Savannah & Sakura Hospitality Group — Operations & Supply Chain

The central production kitchen, procurement and the supply chain underpinning SSHG's operations.

Savannah & Sakura Hospitality Group Business PlanSection 8 › Operations & Supply Chain

Section 8 · Business Plan

Operations & Supply Chain

The central production kitchen, procurement and the supply chain underpinning SSHG’s operations.

Operational excellence and supply-chain control are central to
delivering luxury experiences profitably and consistently at scale.
SSHG’s operating model combines a central production kitchen, integrated
procurement, backward-integrated produce supply via the estate, and a
technology backbone connecting reservations, membership, CRM and
inventory.

8.1 Central Production Kitchen

A central production kitchen (R18m of the capital programme)
standardises quality, captures procurement scale, reduces waste and
lowers unit food cost across all venues. It enables consistent execution
of complex menus, supports the consumer-products line and underpins the
gross-margin expansion built into the financial model.

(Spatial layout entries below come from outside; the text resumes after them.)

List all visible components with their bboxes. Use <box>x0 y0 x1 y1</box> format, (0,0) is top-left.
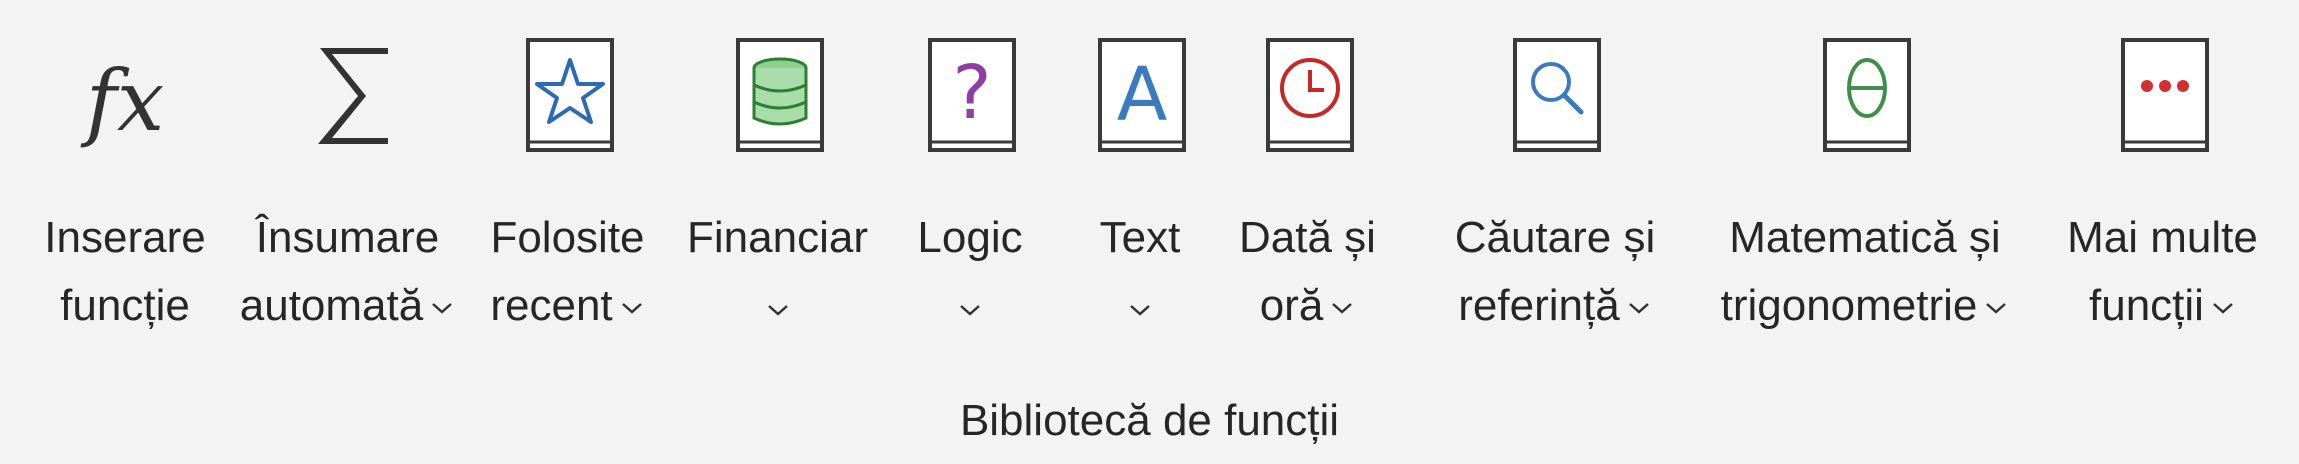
chevron-down-icon[interactable] <box>1127 272 1153 340</box>
chevron-down-icon[interactable] <box>619 298 645 318</box>
lookup-reference-label-line2: referință <box>1458 281 1620 330</box>
math-trig-button[interactable]: Matematică și trigonometrie <box>1695 0 2035 340</box>
date-time-label-line1: Dată și <box>1239 213 1376 262</box>
star-book-icon <box>508 30 628 160</box>
question-book-icon: ? <box>910 30 1030 160</box>
chevron-down-icon[interactable] <box>1329 298 1355 318</box>
letter-a-book-icon: A <box>1080 30 1200 160</box>
recently-used-label-line2: recent <box>490 281 613 330</box>
chevron-down-icon[interactable] <box>2210 298 2236 318</box>
chevron-down-icon[interactable] <box>957 272 983 340</box>
database-book-icon <box>718 30 838 160</box>
date-time-button[interactable]: Dată și oră <box>1225 0 1390 340</box>
svg-text:fx: fx <box>80 52 164 150</box>
more-functions-label-line2: funcții <box>2089 281 2204 330</box>
lookup-reference-button[interactable]: Căutare și referință <box>1440 0 1670 340</box>
theta-book-icon <box>1805 30 1925 160</box>
autosum-button[interactable]: Însumare automată <box>225 0 470 340</box>
recently-used-button[interactable]: Folosite recent <box>475 0 660 340</box>
autosum-label-line1: Însumare <box>255 213 440 262</box>
function-library-ribbon-group: fx Inserare funcție Însumare automată Fo… <box>0 0 2299 464</box>
search-book-icon <box>1495 30 1615 160</box>
financial-button[interactable]: Financiar <box>670 0 885 340</box>
insert-function-label-line1: Inserare <box>44 213 206 262</box>
more-functions-button[interactable]: Mai multe funcții <box>2045 0 2280 340</box>
chevron-down-icon[interactable] <box>765 272 791 340</box>
math-trig-label-line2: trigonometrie <box>1720 281 1978 330</box>
text-button[interactable]: A Text <box>1065 0 1215 340</box>
text-label: Text <box>1099 213 1181 262</box>
logical-button[interactable]: ? Logic <box>890 0 1050 340</box>
svg-text:?: ? <box>952 50 991 136</box>
sigma-icon <box>288 30 408 160</box>
function-fx-icon: fx <box>65 30 185 160</box>
lookup-reference-label-line1: Căutare și <box>1454 213 1656 262</box>
date-time-label-line2: oră <box>1259 281 1324 330</box>
ribbon-group-label: Bibliotecă de funcții <box>959 396 1340 445</box>
recently-used-label-line1: Folosite <box>490 213 645 262</box>
autosum-label-line2: automată <box>239 281 424 330</box>
insert-function-label-line2: funcție <box>60 281 190 330</box>
financial-label: Financiar <box>687 213 868 262</box>
logical-label: Logic <box>917 213 1023 262</box>
chevron-down-icon[interactable] <box>1983 298 2009 318</box>
clock-book-icon <box>1248 30 1368 160</box>
more-functions-label-line1: Mai multe <box>2067 213 2258 262</box>
insert-function-button[interactable]: fx Inserare funcție <box>30 0 220 340</box>
chevron-down-icon[interactable] <box>1626 298 1652 318</box>
math-trig-label-line1: Matematică și <box>1729 213 2001 262</box>
more-dots-book-icon <box>2103 30 2223 160</box>
svg-text:A: A <box>1117 52 1168 138</box>
chevron-down-icon[interactable] <box>429 298 455 318</box>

8.2 Procurement & Backward Integration

Central procurement aggregates demand across divisions to secure
favourable terms with specialist produce, seafood and wine suppliers.
The regenerative working farm at the estate backward-integrates a
portion of premium produce — improving traceability, provenance
storytelling and margin while advancing the Group’s environmental
objectives. Sustainable-seafood sourcing and supplier-development
partnerships further de-risk the supply chain.

8.3 Technology Infrastructure

A R15m technology programme delivers an integrated stack spanning
reservations, point-of-sale, membership, CRM, e-commerce, inventory and
management reporting. First-party guest data is a strategic asset: it
powers personalisation, drives retention and informs menu, pricing and
site decisions. Resilient power and connectivity (including backup
generation) mitigate load-shedding risk at all venues.

8.4 Quality, Talent & Resilience

The culinary academy secures the Group’s talent pipeline — the
binding constraint on luxury hospitality at scale. Standardised
training, documented service standards and a central culinary leadership
team ensure consistency across sites. Operational resilience is
reinforced through backup power, supplier diversification, robust
food-safety systems and comprehensive insurance.

Analyst note

Operational risk note — Simultaneous commissioning of multiple
flagship venues, the estate and the academy is the single largest
execution risk in the plan. The implementation roadmap (Section 9)
sequences these deliberately, and the financial model embeds Year-1
commissioning losses and a phased revenue ramp to reflect this
reality.

Confidential — this business plan is provided to prospective investors and lenders for evaluation purposes only and may not be reproduced or distributed without the written consent of Savannah & Sakura Hospitality Group (Pty) Ltd.